February 3, 2007

Unions' cozy seat in talks puts state in a funding crisis

By Dan Walters / The Bee's capitol bureau
Fresno Bee
http://www.fresnobee.com/204/v-printerfriendly/story/27963.html

02/04/07 05:59:40

When then-Gov. Jerry Brown and the Legislature handed public employee unions their long-cherished goal of full collective bargaining rights three decades ago, they probably didn't intend that financing pensions and health care for government workers would become a major headache.

If we've learned anything about California politics, however, it should be that decisions by voters and politicians often have unintended, long-term consequences. And the looming crisis in pensions and health care for current and retired public workers could not be a better example.

At the time, extending collective bargaining to public workers was portrayed as merely giving them the same rights private-sector employees had long enjoyed. But, unlike those in private employment, public unions can often circumvent the traditional contract bargaining process by applying direct political pressure on those in charge of the public purse.

That political factor mangles the arm's-length theory of labor negotiations. Quite often, politicians who are negotiating and approving union contracts owe their political careers to those unions — a phenomenon as evident in local governments and school districts as it is in the Capitol.

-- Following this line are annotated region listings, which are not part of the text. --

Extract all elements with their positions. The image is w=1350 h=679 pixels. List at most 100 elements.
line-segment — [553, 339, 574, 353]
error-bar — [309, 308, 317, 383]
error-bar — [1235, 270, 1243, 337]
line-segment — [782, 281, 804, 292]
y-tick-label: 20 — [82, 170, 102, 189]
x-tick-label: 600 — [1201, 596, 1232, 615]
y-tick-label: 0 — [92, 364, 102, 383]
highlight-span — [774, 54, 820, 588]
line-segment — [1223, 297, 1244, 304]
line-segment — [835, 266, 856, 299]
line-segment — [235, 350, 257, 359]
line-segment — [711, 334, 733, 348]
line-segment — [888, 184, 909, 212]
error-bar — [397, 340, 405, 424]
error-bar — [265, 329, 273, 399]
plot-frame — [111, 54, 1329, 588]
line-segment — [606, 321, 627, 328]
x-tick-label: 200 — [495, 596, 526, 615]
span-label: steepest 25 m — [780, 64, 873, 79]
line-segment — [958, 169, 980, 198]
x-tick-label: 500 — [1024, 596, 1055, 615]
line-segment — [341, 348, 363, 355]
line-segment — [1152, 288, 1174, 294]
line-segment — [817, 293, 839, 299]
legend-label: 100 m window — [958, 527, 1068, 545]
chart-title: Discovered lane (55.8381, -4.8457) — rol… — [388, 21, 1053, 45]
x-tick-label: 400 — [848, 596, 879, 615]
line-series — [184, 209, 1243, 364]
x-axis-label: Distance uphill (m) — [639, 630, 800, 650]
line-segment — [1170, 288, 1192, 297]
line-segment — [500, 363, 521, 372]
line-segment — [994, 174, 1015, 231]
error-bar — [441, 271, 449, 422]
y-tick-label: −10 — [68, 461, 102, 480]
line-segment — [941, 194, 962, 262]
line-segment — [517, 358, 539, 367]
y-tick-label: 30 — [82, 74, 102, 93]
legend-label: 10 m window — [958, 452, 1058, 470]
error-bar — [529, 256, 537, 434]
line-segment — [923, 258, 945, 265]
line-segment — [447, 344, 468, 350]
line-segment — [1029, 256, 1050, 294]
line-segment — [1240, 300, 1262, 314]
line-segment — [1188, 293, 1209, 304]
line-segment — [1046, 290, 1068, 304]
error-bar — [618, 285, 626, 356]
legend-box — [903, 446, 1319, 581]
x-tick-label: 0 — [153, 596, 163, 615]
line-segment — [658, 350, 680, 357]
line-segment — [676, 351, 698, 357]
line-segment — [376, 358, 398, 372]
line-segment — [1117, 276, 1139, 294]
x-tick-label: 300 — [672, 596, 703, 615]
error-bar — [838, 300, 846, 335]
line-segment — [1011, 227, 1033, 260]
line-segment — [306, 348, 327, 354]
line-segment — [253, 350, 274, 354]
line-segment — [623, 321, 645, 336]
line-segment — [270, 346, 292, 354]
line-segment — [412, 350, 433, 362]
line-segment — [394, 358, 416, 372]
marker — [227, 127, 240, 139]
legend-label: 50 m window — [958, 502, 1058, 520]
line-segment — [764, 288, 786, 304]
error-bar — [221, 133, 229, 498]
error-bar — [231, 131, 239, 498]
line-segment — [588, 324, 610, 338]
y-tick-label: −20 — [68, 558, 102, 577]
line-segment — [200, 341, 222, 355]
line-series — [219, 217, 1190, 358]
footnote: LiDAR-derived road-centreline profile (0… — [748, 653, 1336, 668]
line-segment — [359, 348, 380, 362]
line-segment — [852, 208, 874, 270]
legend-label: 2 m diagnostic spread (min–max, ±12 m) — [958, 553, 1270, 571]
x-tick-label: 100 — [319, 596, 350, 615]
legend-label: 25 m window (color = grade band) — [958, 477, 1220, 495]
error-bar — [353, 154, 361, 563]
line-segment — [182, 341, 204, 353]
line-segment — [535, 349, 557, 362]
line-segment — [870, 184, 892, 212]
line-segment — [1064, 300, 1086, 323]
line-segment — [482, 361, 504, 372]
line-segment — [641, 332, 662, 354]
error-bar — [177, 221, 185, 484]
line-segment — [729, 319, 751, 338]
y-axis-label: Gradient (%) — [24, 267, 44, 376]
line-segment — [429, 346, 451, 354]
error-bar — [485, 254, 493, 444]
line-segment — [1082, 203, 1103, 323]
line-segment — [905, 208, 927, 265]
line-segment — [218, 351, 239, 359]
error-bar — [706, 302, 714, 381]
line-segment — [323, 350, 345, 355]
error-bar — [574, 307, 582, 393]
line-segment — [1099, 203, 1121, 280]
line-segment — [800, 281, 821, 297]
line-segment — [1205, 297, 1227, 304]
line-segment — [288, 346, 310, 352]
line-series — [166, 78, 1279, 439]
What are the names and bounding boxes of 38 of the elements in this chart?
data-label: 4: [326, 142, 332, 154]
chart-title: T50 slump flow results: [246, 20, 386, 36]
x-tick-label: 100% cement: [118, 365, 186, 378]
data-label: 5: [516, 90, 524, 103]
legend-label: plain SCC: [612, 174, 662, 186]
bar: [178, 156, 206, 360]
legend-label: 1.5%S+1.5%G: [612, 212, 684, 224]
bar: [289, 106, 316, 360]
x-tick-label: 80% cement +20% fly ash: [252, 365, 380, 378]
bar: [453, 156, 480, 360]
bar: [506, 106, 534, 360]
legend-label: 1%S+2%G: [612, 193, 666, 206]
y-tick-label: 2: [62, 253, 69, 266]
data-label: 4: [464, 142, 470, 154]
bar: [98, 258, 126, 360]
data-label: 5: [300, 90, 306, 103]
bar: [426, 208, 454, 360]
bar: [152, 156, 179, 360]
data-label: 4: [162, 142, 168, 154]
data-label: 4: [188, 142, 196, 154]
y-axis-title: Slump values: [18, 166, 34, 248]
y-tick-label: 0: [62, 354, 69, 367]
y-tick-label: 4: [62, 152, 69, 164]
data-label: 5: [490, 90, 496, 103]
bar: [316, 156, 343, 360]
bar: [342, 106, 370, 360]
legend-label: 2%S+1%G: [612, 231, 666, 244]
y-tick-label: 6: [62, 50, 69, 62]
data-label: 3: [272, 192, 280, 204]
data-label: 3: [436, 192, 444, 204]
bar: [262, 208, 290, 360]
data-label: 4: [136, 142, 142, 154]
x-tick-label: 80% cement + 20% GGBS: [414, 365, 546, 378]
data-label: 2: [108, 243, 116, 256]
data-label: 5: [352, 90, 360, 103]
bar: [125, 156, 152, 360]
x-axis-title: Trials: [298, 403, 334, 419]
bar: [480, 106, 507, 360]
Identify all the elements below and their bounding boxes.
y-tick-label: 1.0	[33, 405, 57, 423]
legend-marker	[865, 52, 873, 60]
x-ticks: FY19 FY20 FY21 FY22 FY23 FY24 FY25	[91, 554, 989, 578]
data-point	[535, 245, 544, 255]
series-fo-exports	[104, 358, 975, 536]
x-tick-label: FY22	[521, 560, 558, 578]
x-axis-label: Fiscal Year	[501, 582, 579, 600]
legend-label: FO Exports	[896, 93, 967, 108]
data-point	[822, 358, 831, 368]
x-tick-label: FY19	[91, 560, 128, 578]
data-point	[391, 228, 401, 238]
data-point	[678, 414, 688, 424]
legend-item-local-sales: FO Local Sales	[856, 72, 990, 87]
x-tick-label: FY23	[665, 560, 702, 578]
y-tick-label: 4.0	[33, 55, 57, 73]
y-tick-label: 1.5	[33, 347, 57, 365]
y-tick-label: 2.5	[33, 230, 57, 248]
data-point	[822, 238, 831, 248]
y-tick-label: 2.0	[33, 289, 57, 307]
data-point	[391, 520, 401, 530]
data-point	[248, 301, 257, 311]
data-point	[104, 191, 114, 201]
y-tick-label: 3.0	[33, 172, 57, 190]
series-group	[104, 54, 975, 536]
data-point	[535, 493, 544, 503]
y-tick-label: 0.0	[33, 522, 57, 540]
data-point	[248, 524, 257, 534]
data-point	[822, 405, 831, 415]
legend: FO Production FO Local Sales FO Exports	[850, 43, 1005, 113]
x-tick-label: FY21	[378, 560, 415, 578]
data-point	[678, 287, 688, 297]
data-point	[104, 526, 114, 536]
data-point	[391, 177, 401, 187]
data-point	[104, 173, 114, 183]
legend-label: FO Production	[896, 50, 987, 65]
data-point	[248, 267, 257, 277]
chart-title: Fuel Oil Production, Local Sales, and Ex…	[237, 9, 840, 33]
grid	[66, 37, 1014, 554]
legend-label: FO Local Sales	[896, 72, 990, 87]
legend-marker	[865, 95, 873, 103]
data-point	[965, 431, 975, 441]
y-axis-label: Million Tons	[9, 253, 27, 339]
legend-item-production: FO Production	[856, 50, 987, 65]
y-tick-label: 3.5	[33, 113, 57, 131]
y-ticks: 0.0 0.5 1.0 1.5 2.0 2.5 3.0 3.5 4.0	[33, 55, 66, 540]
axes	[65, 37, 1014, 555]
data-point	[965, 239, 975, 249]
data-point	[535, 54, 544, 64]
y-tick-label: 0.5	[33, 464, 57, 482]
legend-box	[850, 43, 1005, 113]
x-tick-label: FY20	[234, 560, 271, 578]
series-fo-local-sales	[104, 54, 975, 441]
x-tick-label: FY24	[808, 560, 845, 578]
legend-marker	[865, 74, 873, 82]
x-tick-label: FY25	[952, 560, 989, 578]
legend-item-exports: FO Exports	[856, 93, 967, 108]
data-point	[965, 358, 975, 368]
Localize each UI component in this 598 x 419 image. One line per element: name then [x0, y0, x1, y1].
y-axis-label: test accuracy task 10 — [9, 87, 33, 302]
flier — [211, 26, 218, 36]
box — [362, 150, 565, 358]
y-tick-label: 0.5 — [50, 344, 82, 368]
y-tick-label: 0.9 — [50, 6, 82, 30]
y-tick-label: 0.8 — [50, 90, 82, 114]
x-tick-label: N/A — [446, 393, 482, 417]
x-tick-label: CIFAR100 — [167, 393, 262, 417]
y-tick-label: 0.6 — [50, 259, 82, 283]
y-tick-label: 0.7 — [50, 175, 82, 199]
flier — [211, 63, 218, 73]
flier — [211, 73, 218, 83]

In the main, salaries have not been terribly distorted since politicians are constrained by the amount of money available to pay operating costs in any fiscal year. But in lieu of granting big pay raises, politicians and unions have steadily enlarged the array of fringe benefits whose costs can be hidden and/or delayed indefinitely.

The city of San Diego is the poster child for such misconduct, having boosted city pensions to satisfy its unions without making any provision to finance the future costs. It got into legal hot water only because it lied about its pension obligations in filings on city bond issues. It's apparently all right to conceal pension costs from voters, but not from Wall Street bankers.

So how big is our pension and health-care headache? Immense.

The Center for Government Analysis in Newport Beach, in a new study for the Howard Jarvis Taxpayers Foundation, says state and local government pension costs nearly doubled in the six-year period ending in 2004, to $10.2billion, but the state's 130 public pension systems saw their unfunded liabilities grow even more. The study found an actuarial surplus of $14.5 billion in 1998 had become a $50.9 billion deficit six years later.

Gov. Schwarzenegger's administration has declared that the California Public Employee Retirement System and the California State Teachers Retirement System together have $49billion in unfunded liabilities.

The Legislature's budget analyst has estimated that the state has an unfunded liability for retiree health-care costs between $40billion and $70billion and needs to set aside up to $6 billion a year for the liability.

The problem could grow worse as the baby boom generation begins to retire and takes advantage of the generous benefits that governors, legislators and local officials have extended in recent years, ranging up to virtually full salary retirements for police officers and firefighters.

So is anyone going to do anything about it? Schwarzenegger has appointed a commission to study the problem and make recommendations.

But that merely indicates that he is gun-shy after seeing a pension reform proposal shot down in 2005 and knowing that unions would resist any changes in the status quo.

It may take a San Diego-like disaster to move this political ball.